Over diagnosis and over treatment
Radiation exposure
False reassurance
Possible delay in clinical breast cancer diagnosis
Financial Costs
Advantages Include:
Early diagnosis
Mortality reduction
It has been calculated that for every two million women aged 50 who have been screened by means of a single mammogram one extra cancer a year after ten years may be caused by the radiation delivered to the breast, so the risk is very small.
Taking a sample:
This can be either a fine needle aspiration biopsy or a core biopsy. The fine needle involves a small sample of cells being drained by a thin needle from the lump or area of breast change while the core biopsy is similar to the fine needle except a larger needle is used under local anesthetic. In case of nipple discharge, a smear can be taken of the discharge for exfoliative cytology, which unfortunately has a high false negative rate.

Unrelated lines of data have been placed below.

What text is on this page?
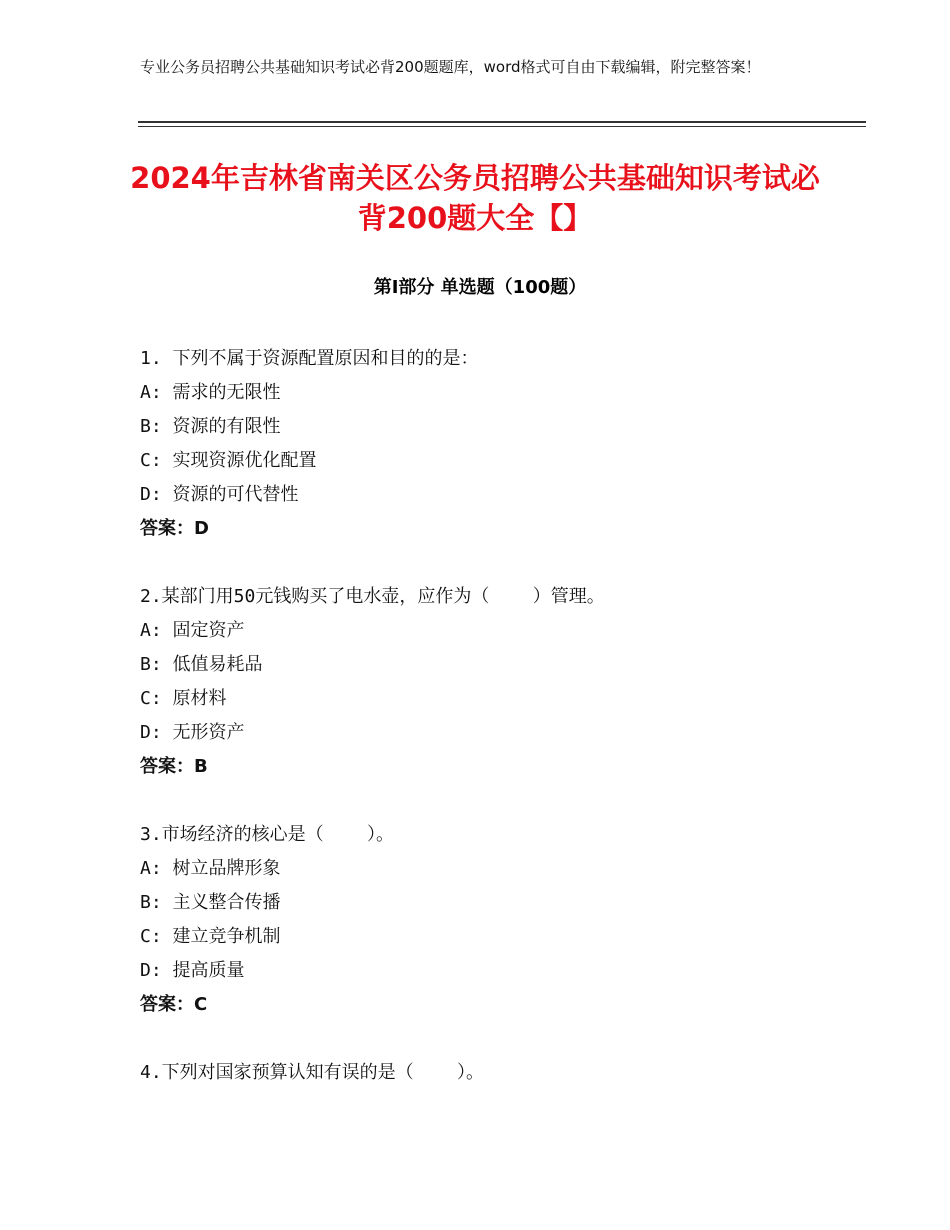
专业公务员招聘公共基础知识考试必背200题题库，word格式可自由下载编辑，附完整答案！
2024年吉林省南关区公务员招聘公共基础知识考试必背200题大全【】
第Ⅰ部分 单选题（100题）
1. 下列不属于资源配置原因和目的的是：
A: 需求的无限性
B: 资源的有限性
C: 实现资源优化配置
D: 资源的可代替性
答案：D
2.某部门用50元钱购买了电水壶，应作为（    ）管理。
A: 固定资产
B: 低值易耗品
C: 原材料
D: 无形资产
答案：B
3.市场经济的核心是（    ）。
A: 树立品牌形象
B: 主义整合传播
C: 建立竞争机制
D: 提高质量
答案：C
4.下列对国家预算认知有误的是（    ）。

Mammography with cone magnification compression views and ultrasound localization of the suspected segment is the best investigation. Excision biopsy of the duct and surrounding tissue is done by a procedure called Microdochectomy after localization with a lacrimal probe (a day only procedure under general anesthetic). The 8% of discharges associated with malignancy usually represent in situ ductal or papillary carcinoma. Hormonal changes causing discharge from the nipple may be associated with neoplasia of the pituitary gland, and investigation of this should be by CT scan of the brain.
If you or your doctor has identified a change in your breast it should be investigated by means of clinical examination, imaging, aspiration biopsy, and referral to a surgeon if any signs of cancer are identified. Early diagnosis is wildly accepted as the most effective means currently available to reduce breast cancer mortality.
This article is intended to provide you with information. It is not a substitute for advice from your surgeon and does not contain all known facts about this subject. If your not sure about benefits and risks of treatment ask your surgeon. Your surgeon will answer your questions about diagnosis and treatment. This article should be used only in consultation with your surgeon.